Scottish Government no-deal Brexit preparations includes £7m poverty fund



The no-deal Brexit preparations published yesterday by the Scottish Government have revealed that a £7 million poverty fund will be implemented if the UK leaves the EU without a deal.

The £7m Rapid Poverty Mitigation Fund will be initiated in the event of a no-deal Brexit, alongside other initiatives such as the Scottish Medicines Shortage Response Group to safeguard vulnerable citizens, protect food and medicine supplies and support businesses.

The overview document of the preparations outlines the depth and scope of work underway, suggests what actions the UK Government should take and sets out the challenges Scotland may nevertheless face in the event of a ‘no deal’ on October 31st.
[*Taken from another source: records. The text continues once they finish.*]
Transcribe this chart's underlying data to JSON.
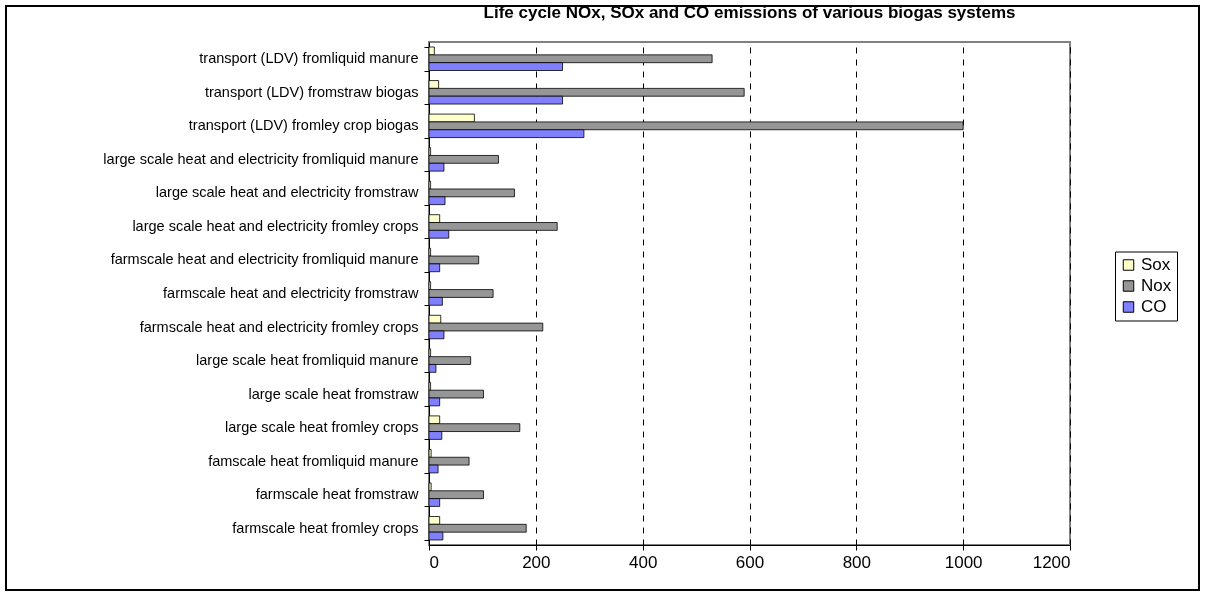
{
  "chart_data": {
    "type": "bar",
    "orientation": "horizontal",
    "title": "Life cycle NOx, SOx and CO emissions of various biogas systems",
    "categories": [
      "transport (LDV) fromliquid manure",
      "transport (LDV) fromstraw biogas",
      "transport (LDV) fromley crop biogas",
      "large scale heat and electricity fromliquid manure",
      "large scale heat and electricity fromstraw",
      "large scale heat and electricity fromley crops",
      "farmscale heat and electricity fromliquid manure",
      "farmscale heat and electricity fromstraw",
      "farmscale heat and electricity fromley crops",
      "large scale heat fromliquid manure",
      "large scale heat fromstraw",
      "large scale heat fromley crops",
      "famscale heat fromliquid manure",
      "farmscale heat fromstraw",
      "farmscale heat fromley crops"
    ],
    "series": [
      {
        "name": "Sox",
        "color": "#ffffcc",
        "values": [
          10,
          18,
          85,
          3,
          3,
          20,
          3,
          3,
          22,
          3,
          3,
          20,
          4,
          4,
          20
        ]
      },
      {
        "name": "Nox",
        "color": "#969696",
        "values": [
          530,
          590,
          1000,
          130,
          160,
          240,
          93,
          120,
          213,
          78,
          102,
          170,
          75,
          102,
          182
        ]
      },
      {
        "name": "CO",
        "color": "#8080ff",
        "values": [
          250,
          250,
          290,
          28,
          30,
          37,
          20,
          25,
          28,
          13,
          20,
          24,
          17,
          20,
          26
        ]
      }
    ],
    "xlim": [
      0,
      1200
    ],
    "xticks": [
      0,
      200,
      400,
      600,
      800,
      1000,
      1200
    ],
    "grid": "x",
    "legend": "right"
  }
}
Plans have also been prepared for the old port in Stranraer to be used to hold up to 300 HGVs if traffic flows between Northern Ireland and Scotland increase.

Farmers and crofters are receiving 95% of their Common Agricultural Policy payments early to shield them from the immediate effects of a ‘no deal’ and consideration is being given to increasing Marine Scotland’s surveillance capabilities.

The report states that preparations are being made “unnecessarily difficult” by the lack of engagement and information from the UK Government.

Scottish Ministers have been invited to only eight out of more than 50 meetings of the UK Government’s EU Exit Operations committee.

In a statement to the Scottish Parliament, John Swinney, deputy first minister, said: “The document we have published today sets out not just the measures we are taking to mitigate the worst impacts of a ‘no deal’ Brexit, but also the areas where we require action from the UK Government.

“It is the product of an extensive programme of work. It is important, though, to be clear that there is no amount of preparation that could ever make us entirely ready for the needless and significant impact of a ‘no deal’.

“There is no doubt that a ‘no deal’ outcome would have profound consequences for jobs, investment and living standards across Scotland. To even countenance ‘no deal’ is illogical and economically illiterate. The UK Government should do the responsible thing and rule it out now.”